Renato M.E. Sabbatini

A ciência realiza milagres ?

Esta é uma pergunta que devemos nos fazer, quando vemos as impressionantes transformações causadas pelo progresso científico e tecnológico deste século. Aos médicos de 50 anos atrás, por exemplo, deve ter parecido um autêntico milagre a ação fulminante da penicilina contra os micróbios. Isso é difícil de se imaginar hoje, devido à banalidade das armas usadas pela medicina para combater as doenças infecciosas. No entanto, não faz tanto tempo assim, uma pneumonia ou uma difteria eram doenças com altíssima mortalidade. Uma pneumonia dupla, então, era verdadeiro atestado de morte. Poucos escapavam. Um conhecido meu, que foi médico no Hospital de Pneumologia e Tisiologia do Rio de Janeiro (atualmente Grafré-Guinle) contou-me o enorme impacto psicológico, de quase irrealidade, que sentiu a primeira vez que salvou da morte certa, em menos de 12 horas, um paciente com pneumonia bilobar, que recebeu uma das primeiras ampolas de penicilina que chegaram ao Brasil no pós-guerra (o antibiótico já era conhecido desde antes da II Guerra Mundial, mas era caríssimo, e reservado praticamente apenas para os hospitais militares). Deve ter sido uma experiência fantástica.

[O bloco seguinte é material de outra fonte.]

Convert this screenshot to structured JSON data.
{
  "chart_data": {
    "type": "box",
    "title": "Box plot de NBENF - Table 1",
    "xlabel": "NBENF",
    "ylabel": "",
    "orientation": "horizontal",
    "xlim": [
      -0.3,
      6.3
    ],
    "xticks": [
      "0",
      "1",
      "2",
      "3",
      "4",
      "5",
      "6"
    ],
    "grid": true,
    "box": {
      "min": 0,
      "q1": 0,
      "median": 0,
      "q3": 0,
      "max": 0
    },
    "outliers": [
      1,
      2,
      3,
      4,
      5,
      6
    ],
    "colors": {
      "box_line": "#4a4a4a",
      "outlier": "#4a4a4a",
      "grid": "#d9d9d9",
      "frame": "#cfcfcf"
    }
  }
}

Infelizmente, milagres como esse são muito raros de acontecer, apesar de todo o vertiginoso progresso da ciência médica em nosso século. Eles ocorrem toda vez em que a ciência consegue o que em inglês se chama de breakthrough, ou seja, um rompimento, uma penetração súbita e inesperada em uma área nunca antes conseguida. Os cientistas e os editores das melhores revistas onde os resultados de pesquisa básica e clínica são publicados, são extremamente cautelosos e conservadores em usar essa palavra. Breakthroughs reais só são anunciados (e alardeados), quando se têm absoluta certeza que eles realmente revolucionarão algum campo do diagnóstico e tratamento. Rompimentos dignos desse nome foram, por exemplo, a vacina, a anestesia, o eletrocardiograma, a penicilina, a pílula anticoncepcional, o primeiro transplante de órgãos, o tomógrafo, a primeira terapia gênica. Cada um desses avanços técnicos da Medicina teve o potencial de afetar enormemente o delicado equilíbrio entre a vida e a morte, a saúde e a doença, em milhões e milhões de pessoas.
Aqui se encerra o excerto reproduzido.